Seriam umas onze da noite quando Ling Ling (nome fictício) começou a vomitar sangue e deixou de se conseguir mexer. Nas duas horas anteriores, alguns professores tinham estado a agarrá-la pelos braços e pernas e a deixá-la cair repetidamente no chão. Nem quando a rapariga, de 19 anos, começou a sangrar, eles pararam, pois julgavam que estava a fingir. Ling Ling tinha ido à casa de banho sem pedir autorização, foi punida e acabou por morrer.

Tudo isto passou-se em Zhengzhou, no centro da China, numa escola que alega conseguir curar o vício de adolescentes em internet, algo que é considerado uma doença mental naquele país desde 2008. A morte de Ling, ocorrida a 19 de maio, é apenas mais uma de um conjunto de mortes polémicas relacionadas com estes estabelecimentos de ‘cura’, onde são aplicadas técnicas militares controversas.

Nos últimos anos, relata o Legal Evening News (em mandarim), foram noticiados 12 casos de abusos físicos em instituições desta natureza, mas muitos mais ocorrerão sem que se saiba. Desses 12, sete acabaram com a morte da vítima. Um dos casos mais mediáticos foi o de Deng Senshan, de 15 anos, que morreu menos de um dia depois de os seus pais o terem deixado num campo de reabilitação para viciados em internet, alegadamente vítima de um brutal espancamento. No mesmo ano, 2009, o Ministério da Saúde chinês viu-se forçado a proibir a utilização de choques elétricos como forma de tratamento dos vícios em internet.
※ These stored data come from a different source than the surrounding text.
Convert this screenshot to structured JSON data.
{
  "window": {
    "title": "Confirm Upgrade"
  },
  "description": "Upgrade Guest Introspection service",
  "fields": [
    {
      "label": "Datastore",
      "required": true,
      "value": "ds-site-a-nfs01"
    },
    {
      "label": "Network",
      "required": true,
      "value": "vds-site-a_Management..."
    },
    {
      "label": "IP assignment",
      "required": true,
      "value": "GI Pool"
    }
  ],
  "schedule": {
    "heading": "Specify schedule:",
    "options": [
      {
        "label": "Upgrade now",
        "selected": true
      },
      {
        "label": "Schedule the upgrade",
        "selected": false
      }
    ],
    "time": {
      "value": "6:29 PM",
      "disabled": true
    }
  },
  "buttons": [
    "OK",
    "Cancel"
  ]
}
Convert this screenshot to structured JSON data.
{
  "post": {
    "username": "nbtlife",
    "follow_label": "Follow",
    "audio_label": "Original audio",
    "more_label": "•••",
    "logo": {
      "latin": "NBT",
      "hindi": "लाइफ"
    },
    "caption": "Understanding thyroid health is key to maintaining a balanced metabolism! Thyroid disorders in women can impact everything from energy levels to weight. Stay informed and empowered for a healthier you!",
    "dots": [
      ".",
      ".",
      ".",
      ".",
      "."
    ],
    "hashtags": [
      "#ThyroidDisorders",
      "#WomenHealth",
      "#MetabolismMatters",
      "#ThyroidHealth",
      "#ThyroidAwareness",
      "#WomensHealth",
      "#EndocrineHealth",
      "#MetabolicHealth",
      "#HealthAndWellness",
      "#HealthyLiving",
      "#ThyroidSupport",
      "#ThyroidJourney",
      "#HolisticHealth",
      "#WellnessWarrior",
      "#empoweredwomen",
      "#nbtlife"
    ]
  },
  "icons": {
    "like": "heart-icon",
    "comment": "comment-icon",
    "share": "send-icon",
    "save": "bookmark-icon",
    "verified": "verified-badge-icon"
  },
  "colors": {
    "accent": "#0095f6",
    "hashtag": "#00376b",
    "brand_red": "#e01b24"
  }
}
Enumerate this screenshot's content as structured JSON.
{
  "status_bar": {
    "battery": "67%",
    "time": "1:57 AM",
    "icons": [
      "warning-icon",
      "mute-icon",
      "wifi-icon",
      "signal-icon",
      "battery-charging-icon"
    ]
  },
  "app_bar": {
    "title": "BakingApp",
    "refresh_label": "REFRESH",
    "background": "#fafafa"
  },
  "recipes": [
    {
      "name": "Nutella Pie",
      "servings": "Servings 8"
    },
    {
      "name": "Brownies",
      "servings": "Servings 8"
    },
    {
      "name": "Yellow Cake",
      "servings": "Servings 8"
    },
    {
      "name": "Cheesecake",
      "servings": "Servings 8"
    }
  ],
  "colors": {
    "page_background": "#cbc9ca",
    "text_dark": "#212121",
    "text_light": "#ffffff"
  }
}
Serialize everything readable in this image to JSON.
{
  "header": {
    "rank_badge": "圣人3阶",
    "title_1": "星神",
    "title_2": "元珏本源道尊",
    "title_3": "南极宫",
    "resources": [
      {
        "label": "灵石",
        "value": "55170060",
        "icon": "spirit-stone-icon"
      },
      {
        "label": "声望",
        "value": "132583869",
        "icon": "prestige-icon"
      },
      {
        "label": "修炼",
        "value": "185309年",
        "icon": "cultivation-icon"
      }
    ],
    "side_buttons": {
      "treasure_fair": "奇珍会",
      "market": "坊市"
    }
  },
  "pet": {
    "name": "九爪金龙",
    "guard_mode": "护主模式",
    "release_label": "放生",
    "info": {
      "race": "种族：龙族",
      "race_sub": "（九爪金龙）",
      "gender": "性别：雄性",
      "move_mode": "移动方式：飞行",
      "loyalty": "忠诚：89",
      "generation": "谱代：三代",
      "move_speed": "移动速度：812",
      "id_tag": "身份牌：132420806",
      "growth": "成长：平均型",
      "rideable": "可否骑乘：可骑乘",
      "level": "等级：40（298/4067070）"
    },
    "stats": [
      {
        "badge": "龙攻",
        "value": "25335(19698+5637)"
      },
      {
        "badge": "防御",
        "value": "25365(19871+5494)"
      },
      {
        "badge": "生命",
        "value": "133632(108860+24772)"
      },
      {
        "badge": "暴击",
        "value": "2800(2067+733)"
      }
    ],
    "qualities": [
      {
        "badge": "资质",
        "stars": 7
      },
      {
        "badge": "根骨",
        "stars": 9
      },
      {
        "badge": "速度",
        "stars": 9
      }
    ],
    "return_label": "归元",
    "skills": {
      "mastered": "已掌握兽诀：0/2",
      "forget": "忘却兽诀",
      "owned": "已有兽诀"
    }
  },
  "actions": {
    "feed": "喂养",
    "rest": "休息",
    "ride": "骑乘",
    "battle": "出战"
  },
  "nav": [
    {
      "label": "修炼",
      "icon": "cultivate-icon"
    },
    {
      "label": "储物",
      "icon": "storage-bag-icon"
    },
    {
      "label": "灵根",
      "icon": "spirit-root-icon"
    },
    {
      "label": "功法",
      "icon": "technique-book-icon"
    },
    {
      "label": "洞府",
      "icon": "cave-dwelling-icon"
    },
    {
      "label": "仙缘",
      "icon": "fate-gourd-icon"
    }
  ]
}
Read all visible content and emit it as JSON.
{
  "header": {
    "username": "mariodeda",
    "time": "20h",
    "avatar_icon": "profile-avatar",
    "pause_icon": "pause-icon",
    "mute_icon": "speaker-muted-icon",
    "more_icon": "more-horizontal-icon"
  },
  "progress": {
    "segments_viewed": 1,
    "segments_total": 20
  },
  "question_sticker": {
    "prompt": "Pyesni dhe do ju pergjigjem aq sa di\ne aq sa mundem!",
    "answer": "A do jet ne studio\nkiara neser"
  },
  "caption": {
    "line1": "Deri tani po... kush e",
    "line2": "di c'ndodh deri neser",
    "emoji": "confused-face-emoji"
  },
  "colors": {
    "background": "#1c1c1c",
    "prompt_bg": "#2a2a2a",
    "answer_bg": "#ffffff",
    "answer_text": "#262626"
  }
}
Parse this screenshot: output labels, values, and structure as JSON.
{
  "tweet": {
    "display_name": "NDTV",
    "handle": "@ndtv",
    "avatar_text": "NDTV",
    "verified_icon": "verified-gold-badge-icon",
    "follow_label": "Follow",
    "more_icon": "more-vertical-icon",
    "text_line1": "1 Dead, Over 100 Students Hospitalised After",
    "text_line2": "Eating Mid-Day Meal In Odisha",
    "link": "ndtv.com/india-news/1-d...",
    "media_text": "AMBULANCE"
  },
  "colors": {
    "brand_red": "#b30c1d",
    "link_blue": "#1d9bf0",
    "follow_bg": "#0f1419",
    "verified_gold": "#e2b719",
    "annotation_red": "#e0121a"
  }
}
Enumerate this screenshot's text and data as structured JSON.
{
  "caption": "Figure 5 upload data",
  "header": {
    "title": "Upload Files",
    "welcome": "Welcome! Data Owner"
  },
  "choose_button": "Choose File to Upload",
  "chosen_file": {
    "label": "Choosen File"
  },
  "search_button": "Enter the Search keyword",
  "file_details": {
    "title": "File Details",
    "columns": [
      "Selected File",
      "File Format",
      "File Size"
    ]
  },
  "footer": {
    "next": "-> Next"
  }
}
A Zhengzhou Boqiang New Idea Life Training School, que Ling Ling frequentava, apresenta-se como querendo “ajudar [as crianças] a tornarem-se saudáveis, felizes, inteligentes e de mente aberta e conduzir as famílias ao caminho da felicidade e harmonia.” A verdade é que, quando a mãe de Ling foi à escola reclamar o corpo da filha, muitos dos estudantes atiraram-lhe papéis com pedidos de ajuda e números de telefone das famílias. De acordo com o Beijing Times, que conseguiu falar com alguns estudantes, esta instituição – agora fechada para investigações – tem regras de punição rígidas que podem abranger infrações muito variadas, desde não fazer a cama corretamente até olhar para um professor com desrespeito.

Uma equipa do New York Times conseguiu, em janeiro deste ano, filmar um curto documentário num destes centros de reabilitação. Nesse filme é possível ver alguns dos adolescentes a chorar queixando-se das condições a que são sujeitos, mas também as explicações dos responsáveis pela ‘cura’.

O debate sobre se o vício em Internet é ou não uma doença mental não é pacífico e está longe de estar fechado.